POV: AIRYS
Sorri ao sentir minhas pupilas se dilatarem, deslizei a bunda até a beirada da cama e ergui uma das pernas, apoiando o pé em seu ombro, puxando-o para mais perto.
— Língua para fora. — Ordenei, em tom afiado e malicioso, vendo o brilho devasso incendiar seus olhos. — Só para quando eu mandar, Supremo.
Ele inclinou a cabeça de lado, exibindo as presas ao passar a língua lentamente por elas. O vermelho tomou conta de seus olhos, um reflexo da luxúria predatória que pulsava em seu corpo. Um rosnado baixo escapou de sua garganta, e o som vibrou em minha pele, me fazendo arfar.
— Claro, minha rainha. — Ele murmurou devasso, antes de avançar contra mim com uma fome selvagem.
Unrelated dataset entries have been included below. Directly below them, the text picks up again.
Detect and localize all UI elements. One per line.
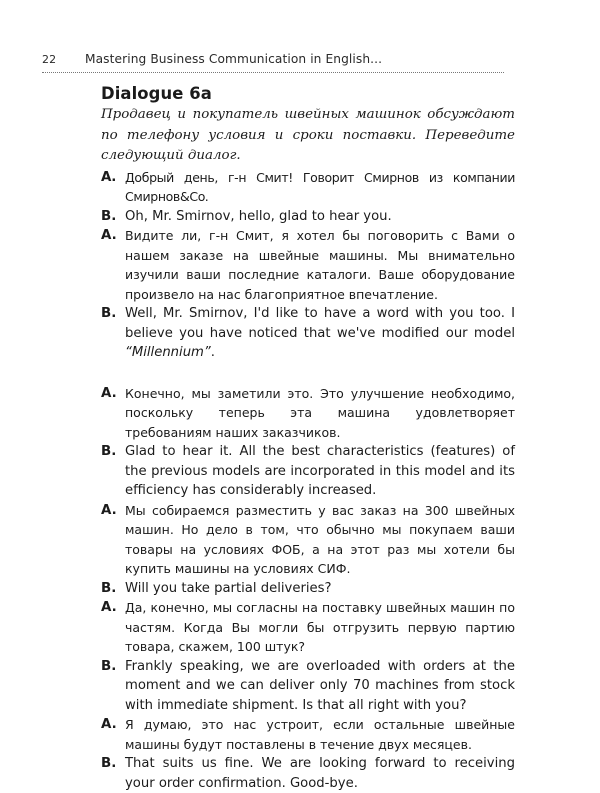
line-text: Will you take partial deliveries? <box>125 580 332 596</box>
line-text: Да, конечно, мы согласны на поставку швейных машин по частям. Когда Вы могли бы отгрузить первую партию товара, скажем, 100 штук? <box>125 600 515 654</box>
speaker-label: A. <box>101 385 117 401</box>
speaker-label: B. <box>101 444 117 459</box>
speaker-label: A. <box>101 717 117 732</box>
speaker-label: A. <box>101 228 117 243</box>
speaker-label: A. <box>101 502 117 518</box>
dialogue-instruction: Продавец и покупатель швейных машинок обсуждают по телефону условия и сроки поставки. Переведите следующий диалог. <box>101 107 515 163</box>
model-name: “Millennium” <box>125 345 211 360</box>
speaker-label: B. <box>101 756 117 771</box>
dialogue-line <box>101 384 515 443</box>
speaker-label: B. <box>101 658 117 674</box>
dialogue-line <box>101 207 515 227</box>
line-text <box>125 304 515 363</box>
line-text: Видите ли, г-н Смит, я хотел бы поговорить с Вами о нашем заказе на швейные машины. Мы внимательно изучили ваши последние каталоги. Ваше оборудование произвело на нас благоприятное впечатление. <box>125 228 515 302</box>
dialogue-line <box>101 598 515 657</box>
dialogue-line <box>101 657 515 716</box>
page-number: 22 <box>42 53 57 66</box>
speaker-label: B. <box>101 306 117 321</box>
dialogue-line <box>101 442 515 501</box>
speaker-label: A. <box>101 169 116 185</box>
line-text: Я думаю, это нас устроит, если остальные швейные машины будут поставлены в течение двух месяцев. <box>125 717 515 752</box>
running-header <box>42 52 382 66</box>
dialogue-line <box>101 754 515 793</box>
line-text: Добрый день, г-н Смит! Говорит Смирнов из компании Смирнов&Co. <box>125 169 515 204</box>
dialogue-title: Dialogue 6a <box>101 84 212 103</box>
dialogue-line <box>101 501 515 579</box>
dialogue-section <box>101 84 515 793</box>
line-text: Frankly speaking, we are overloaded with orders at the moment and we can deliver only 70 machines from stock with immediate shipment. Is that all right with you? <box>125 658 515 713</box>
speaker-label: B. <box>101 580 117 596</box>
dialogue-line <box>101 579 515 599</box>
header-divider <box>42 72 504 73</box>
line-text-main: Well, Mr. Smirnov, I'd like to have a word with you too. I believe you have noticed that we've modified our model <box>125 306 515 341</box>
line-text: Glad to hear it. All the best characteristics (features) of the previous models are incorporated in this model and its efficiency has considerably increased. <box>125 444 515 498</box>
running-title: Mastering Business Communication in English... <box>85 52 383 66</box>
speaker-label: A. <box>101 600 117 615</box>
line-text: Мы собираемся разместить у вас заказ на 300 швейных машин. Но дело в том, что обычно мы покупаем ваши товары на условиях ФОБ, а на этот раз мы хотели бы купить машины на условиях СИФ. <box>125 502 515 576</box>
dialogue-line <box>101 226 515 304</box>
dialogue-line <box>101 304 515 363</box>
line-text: Oh, Mr. Smirnov, hello, glad to hear you. <box>125 208 392 224</box>
dialogue-line <box>101 715 515 754</box>
dialogue-line <box>101 168 515 207</box>
line-text: That suits us fine. We are looking forward to receiving your order confirmation. Good-bye. <box>125 756 515 791</box>
line-text: Конечно, мы заметили это. Это улучшение необходимо, поскольку теперь эта машина удовлетворяет требованиям наших заказчиков. <box>125 385 515 440</box>
line-text-tail: . <box>210 345 215 360</box>
speaker-label: B. <box>101 208 117 224</box>
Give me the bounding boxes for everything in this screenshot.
Sua língua me invadiu sem piedade, dura, ousada, predatória, arrancando de mim um grito gemido que ecoou pelo quarto.
Arqueei as costas, a cabeça tombando para trás, completamente entregue ao prazer que ele me forçava a sentir. Sua língua estocava em movimentos profundos, rápidos, enquanto seus dedos me acompanhavam, abrindo caminho e me deixando ainda mais exposta a ele.
— Daimon... ah, droga... — Arfei, gemendo alto, sentindo meu clitóris latejar sob a pressão constante de seus dedos. — Não para... me devora...
Eu me jogava contra sua boca, o quadril se movendo sem controle, cada vez mais forte, buscando o ápice desesperadamente. O prazer crescia rápido demais, me rasgando por dentro até eu sentir que estava prestes a explodir em sua língua.
— Daimon... eu vou... — arfei, mordendo o lençol para conter os gemidos que escapavam sem controle. Meu corpo tremia, prestes a se perder no prazer.
Ele afastou a mão de dentro de mim de repente, cruel e possessivo, e ergueu o rosto por entre minhas pernas semicerradas. Seus olhos semicerrados brilhavam em puro desejo, famintos por cada reação minha. Ele queria tudo: meus gemidos, arfadas, tremores. Nada escapava dele, tudo era dele.
— Me faça gozar, meu companheiro. — Supliquei em um sussurro rouco, incapaz de conter a imploração indecente.
E Daimon fez. Pelos Deuses, como fez.
Minhas pernas tremeram em espasmos descontrolados quando explodi em prazer em sua boca. Daimon sugava cada gota, lambia cada canto, explorando sem deixar nada escapar. Só então subiu lentamente, o olhar desperto e faminto, se livrando de forma hábil da calça de moletom branca que parecia muito mais sexy com o seu volume, esticada marcante, parecia ainda mais obscena.
— Airys... como diabos posso me controlar com você me olhando assim? — rosnou, a voz grave vibrando contra minha pele enquanto se inclinava sobre mim. Tomou meus lábios com brutalidade e devoção, sugando, mordiscando, beijando como se quisesse me devorar inteira. — Tão linda... e tão safada...
— E tão sua... — ofeguei, firme na declaração, meus olhos grudados nos dele. Um sorriso pecaminoso se espalhou em seus lábios, tão devastador que senti meu corpo tremer ainda mais. — Não se contenha... nunca mais. Sou inteiramente sua.